Vivir, eso que se dice vivir, es respirar el aire libre. A modo de domicilio, la pareja usa un depósito que la tradición ferroviaria "reserva para el acopio independiente a cambio de unas arrobas de lo que fuere. Se trata de un galpón de techo, paredes, puertas y ventanas de zinc; el frente da a unas vías dispuestas en forma de playa de maniobras, da a un andén con un cántaro y a un resabio de estación. No vale la pena demorarnos en esa estructura metálica próxima a la vía férrea: la pareja come y duerme ahí, pero ambos, Ninfa y Rey, pasan la mayor parte del tiempo al aire libre.

Van al arroyo todos los días excepto cuando llueve. Ella lava la ropa y él lee una página de sus clásicos. Lee o bien medita o, según el caso, busca huevos de gallina sin dueño o de guinea liberta o de pato. Las mismas vacas de nadie pastan en un pastizal cada día diferente, el mismo arroyo de la siesta corre con otros caballos y otros jinetes bañándolos hasta que el agua deja de irse con la sombra de unos árboles para quedarse con el color y el sudor de los caballos.

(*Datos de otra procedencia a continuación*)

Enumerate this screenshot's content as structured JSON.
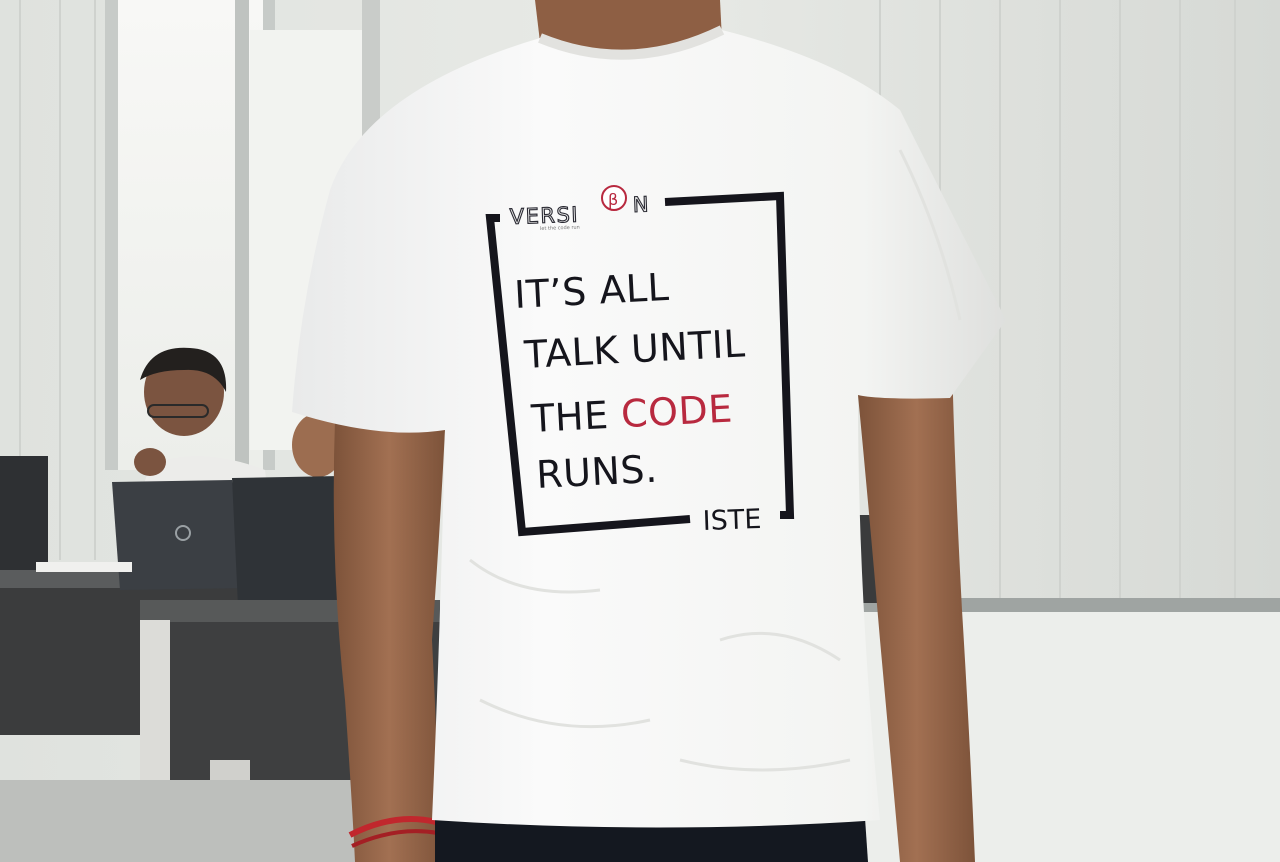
{
  "shirt": {
    "brand": {
      "prefix": "VERSI",
      "suffix": "N",
      "tagline": "let the code run"
    },
    "slogan": {
      "line1": "IT’S ALL",
      "line2": "TALK UNTIL",
      "line3_prefix": "THE ",
      "line3_highlight": "CODE",
      "line4": "RUNS."
    },
    "signature": "ISTE"
  },
  "colors": {
    "wall": "#e6e8e4",
    "shirt": "#f7f7f4",
    "ink": "#15151c",
    "accent": "#b8293f",
    "skin": "#9a6a4e",
    "laptop": "#33373c"
  }
}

Hacia el fin de la tarde abandonan el arroyo. Cuando las aguas se rinden y entregan su canción a una cigarra náufraga, vuelve la pareja. Lleva ella la ropa limpia y seca envuelta en una sábana y sobre la cabeza, él se atiene a una costumbre hidalga y camina con las manos libres de todo peso que no sea el de un libro o el de una fruta o el de unos huevos. Vuelven con las luciérnagas tempraneras. Un sol de aserraderos en silencio les dice adiós a lo largo de la vía férrea, se despide con su olor de aserrín en el atardecer y en un cántaro donde, ya vieja, bebe la luz la tristeza de un andén en el campo.

No es inusual que las noches comiencen con el sueño ni es infrecuente que el alma tropiece con su propia y fecunda alegría. En el depósito, frente a la estación, entre las pilas de ropa limpia donde duerme parte de la sombra de Rey, Ninfa suele levantar la cabeza y ver las encomiendas envueltas en lona. Las ve como en un sueño, acaso sea un sueño la luz de su vigilia y, entonces, también mira los números y las letras de los vagones inmóviles, demorados -nadie sabe por qué ni por cuántas horas- bajo la inalcanzable luna de los rieles desiertos. Rey no despierta sino para suspirar y seguir viajando hacia el cielo interior que se abre en el cuerpo de Ninfa.